> Lastly, there’s the “line-of-sight” problem; lasers shoot perfectly straight, meaning a laser shot toward the horizon will eventually hit the Earth’s curves.
Huh, and here I thought the Hollow Earth theory had been discredited, but I guess I might believe Raytheon and its lasers. Cyrus Teed would be so pleased.
I'm not sure what the earth being solid or hollow has to do with this. If you're on the surface of a ball, you can only project a laser / straight line over the hemisphere above you; not through the ground.
As an example, if you're at the North Pole and the South Pole base fires a ballistic missile at you, you can't aim a laser at it, as it would diametrically intersect the Earth.

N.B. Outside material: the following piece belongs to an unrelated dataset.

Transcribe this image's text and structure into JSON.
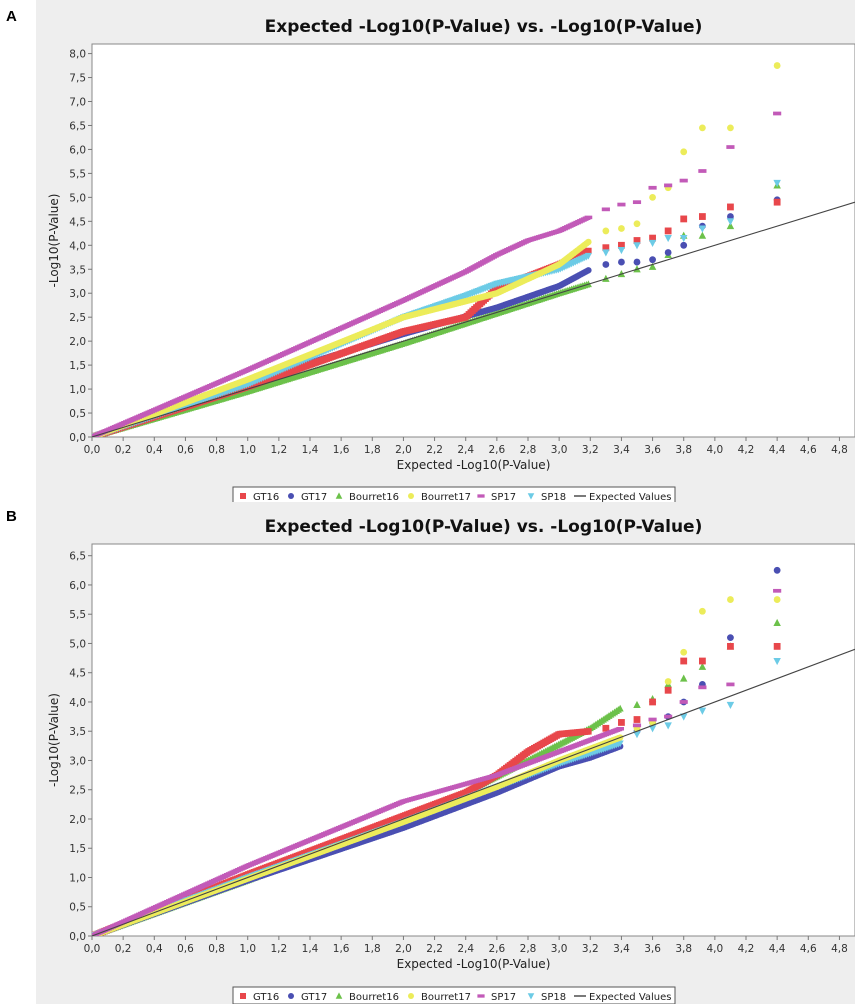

Instead, you have to wait until the missile passes your horizon. The point at which it does this depends on its altitude. Hypersonic vehicles attempt to make interception harder by reentering the atmosphere from space earlier than a traditional ICBM, and travelling at a lower altitude in their final phase.
I think it was a joke. The way the quote was worded makes it sound like the Earth is curving upwards - if you shoot straight to the horizon you'll hit air, not the ground.
To me it sounded like a journalist's awkward wording of a description from an engineer. Some frequencies of light will bend to the curvature of the earth due to the atmosphere[1]. Lasers apparently "hit the Earth's curves" rather than bending with them.
This happens everyday with the sun during sunrise and sunset [1]. When you first see the apparent top of the sun during sunrise, the sun is still well below the horizon physically. It's just that the image of the sun is refracted around the curvature of the earth a bit.
The original quote said "a laser shot toward the horizon will eventually hit the Earth’s curves."
No, on a sphere a laser shot towards the horizon will not hit the Earth's "curves."
Shooting towards the horizon is by definition shooting tangentially to the surface you are on. The horizon is the point where the sky meets the land or sea. If you make a straight line from your laser to the horizon, it will continue out into space.
Your explanation of what they meant makes sense: a laser shot towards a distant target, not towards the horizon. But that's not what they said. And, obviously, I did not actually think the fault was the engineers' but the journalist's explanation.
Huh, and here I thought the Hollow Earth theory had been discredited, but I guess I might believe Raytheon and its lasers. Cyrus Teed would be so pleased.